What role does the EU play in promoting languages?
The European Commission is very keen to promote language learning and linguistic diversity across Europe so as to improve basic language skills.
It is working with national governments to meet an ambitious goal: enabling citizens to communicate in 2 languages other than their mother tongue. This "Barcelona objective" was agreed in 2002 by the EU's heads of state and government.
The 2008 Communication "Multilingualism - an asset for Europe and a shared commitment" outlines the Commission's activities in this area. Priorities include:
- helping EU countries develop new educational tools to ensure that school-leavers have better language skills;
- gathering data to monitor progress in language teaching and learning - to encourage mastery of more than one language as a way of improving job prospects and enabling people to move around within the EU;
rewarding innovation in the language teaching and learning.
Why is it needed?
The European Union's aspiration to be united in diversity underpins the whole European project. The harmonious co-existence of many languages in Europe embodies this. Languages can build bridges between people, giving us access to other countries and cultures, and enabling us to understand each other better.
Foreign language skills play an increasingly important in making young people more employable and equipping them for working abroad. They are also a factor in competitiveness; poor language skills cause many companies to lose contracts and hamper workers who might want to seek employment in countries other than their own.
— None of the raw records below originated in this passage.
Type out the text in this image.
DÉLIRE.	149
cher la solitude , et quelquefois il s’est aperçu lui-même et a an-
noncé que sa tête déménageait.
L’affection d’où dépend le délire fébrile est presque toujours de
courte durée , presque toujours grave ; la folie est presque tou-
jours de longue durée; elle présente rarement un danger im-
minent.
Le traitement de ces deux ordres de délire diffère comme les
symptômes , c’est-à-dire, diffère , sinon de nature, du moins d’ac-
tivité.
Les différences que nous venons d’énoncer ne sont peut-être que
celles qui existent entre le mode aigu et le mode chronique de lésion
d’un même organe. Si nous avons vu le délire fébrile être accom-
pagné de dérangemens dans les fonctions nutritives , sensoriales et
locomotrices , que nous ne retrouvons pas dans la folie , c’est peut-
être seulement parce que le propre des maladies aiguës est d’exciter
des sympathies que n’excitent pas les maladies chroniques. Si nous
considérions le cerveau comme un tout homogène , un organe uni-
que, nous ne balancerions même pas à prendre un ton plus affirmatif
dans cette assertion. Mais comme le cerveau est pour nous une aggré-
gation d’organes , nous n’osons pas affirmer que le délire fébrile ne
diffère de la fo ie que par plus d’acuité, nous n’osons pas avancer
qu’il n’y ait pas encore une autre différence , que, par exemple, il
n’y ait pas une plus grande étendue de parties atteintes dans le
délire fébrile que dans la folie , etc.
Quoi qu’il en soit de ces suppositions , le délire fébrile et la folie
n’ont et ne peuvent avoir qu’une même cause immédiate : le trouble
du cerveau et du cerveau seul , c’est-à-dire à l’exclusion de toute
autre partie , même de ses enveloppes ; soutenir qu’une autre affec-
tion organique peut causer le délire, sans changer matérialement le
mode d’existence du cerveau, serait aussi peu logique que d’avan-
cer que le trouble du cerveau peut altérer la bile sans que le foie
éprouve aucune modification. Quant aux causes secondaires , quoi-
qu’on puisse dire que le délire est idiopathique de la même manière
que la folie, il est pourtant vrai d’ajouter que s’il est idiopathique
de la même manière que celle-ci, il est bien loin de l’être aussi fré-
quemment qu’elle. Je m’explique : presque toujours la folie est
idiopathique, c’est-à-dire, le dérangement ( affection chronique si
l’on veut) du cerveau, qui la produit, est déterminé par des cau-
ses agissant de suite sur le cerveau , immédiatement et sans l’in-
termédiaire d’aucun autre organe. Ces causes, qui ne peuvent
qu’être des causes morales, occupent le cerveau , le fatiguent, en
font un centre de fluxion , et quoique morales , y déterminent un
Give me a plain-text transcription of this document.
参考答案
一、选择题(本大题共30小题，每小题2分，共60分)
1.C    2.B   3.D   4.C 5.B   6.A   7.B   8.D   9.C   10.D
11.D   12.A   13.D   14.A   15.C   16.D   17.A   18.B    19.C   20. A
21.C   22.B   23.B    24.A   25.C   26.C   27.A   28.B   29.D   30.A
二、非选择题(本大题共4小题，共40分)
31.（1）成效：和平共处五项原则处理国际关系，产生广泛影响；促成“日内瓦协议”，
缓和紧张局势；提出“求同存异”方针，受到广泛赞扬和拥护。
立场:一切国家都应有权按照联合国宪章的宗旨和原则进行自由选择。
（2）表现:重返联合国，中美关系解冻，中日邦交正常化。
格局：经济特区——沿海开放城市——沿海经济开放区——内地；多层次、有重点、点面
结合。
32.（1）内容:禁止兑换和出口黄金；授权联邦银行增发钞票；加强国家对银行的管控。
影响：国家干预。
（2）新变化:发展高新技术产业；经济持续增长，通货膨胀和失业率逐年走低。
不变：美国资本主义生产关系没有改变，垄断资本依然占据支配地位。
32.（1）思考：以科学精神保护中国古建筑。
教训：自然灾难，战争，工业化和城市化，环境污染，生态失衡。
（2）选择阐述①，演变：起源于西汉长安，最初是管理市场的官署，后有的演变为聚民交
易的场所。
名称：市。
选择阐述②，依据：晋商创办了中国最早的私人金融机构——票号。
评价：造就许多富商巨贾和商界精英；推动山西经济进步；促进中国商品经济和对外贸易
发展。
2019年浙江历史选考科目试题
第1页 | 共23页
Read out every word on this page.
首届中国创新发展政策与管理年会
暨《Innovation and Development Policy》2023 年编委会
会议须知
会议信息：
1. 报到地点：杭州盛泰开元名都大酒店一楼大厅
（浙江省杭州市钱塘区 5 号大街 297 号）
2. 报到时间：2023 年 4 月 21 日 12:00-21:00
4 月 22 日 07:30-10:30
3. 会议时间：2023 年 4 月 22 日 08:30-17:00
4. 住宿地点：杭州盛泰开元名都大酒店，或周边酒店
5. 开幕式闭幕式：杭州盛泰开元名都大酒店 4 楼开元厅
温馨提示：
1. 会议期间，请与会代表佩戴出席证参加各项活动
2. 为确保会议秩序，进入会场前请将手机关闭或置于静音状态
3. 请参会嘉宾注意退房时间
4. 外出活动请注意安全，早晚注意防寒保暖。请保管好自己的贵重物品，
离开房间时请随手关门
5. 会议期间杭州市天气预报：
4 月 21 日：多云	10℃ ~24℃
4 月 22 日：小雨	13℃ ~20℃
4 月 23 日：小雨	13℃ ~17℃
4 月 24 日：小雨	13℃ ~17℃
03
Yet, too many Europeans still leave school without a working knowledge of a second language - reason enough to make language teaching and learning more efficient.
What is being done?
The European Commission responds to these needs by:
It supports these activities by:
- working together with the Council of Europe and its European Centre of Modern Languages, whose main focus is innovation in language teaching;
- cooperating with the European institutions' language service providers, especially the Commission's Translation and Interpretation departments, to promote education and training for linguists;
- awarding the European Language Label to encourage new language teaching techniques.
Finally, the new Erasmus+ programme offers new opportunities for young people to hone their language skills by engaging in learning and training abroad".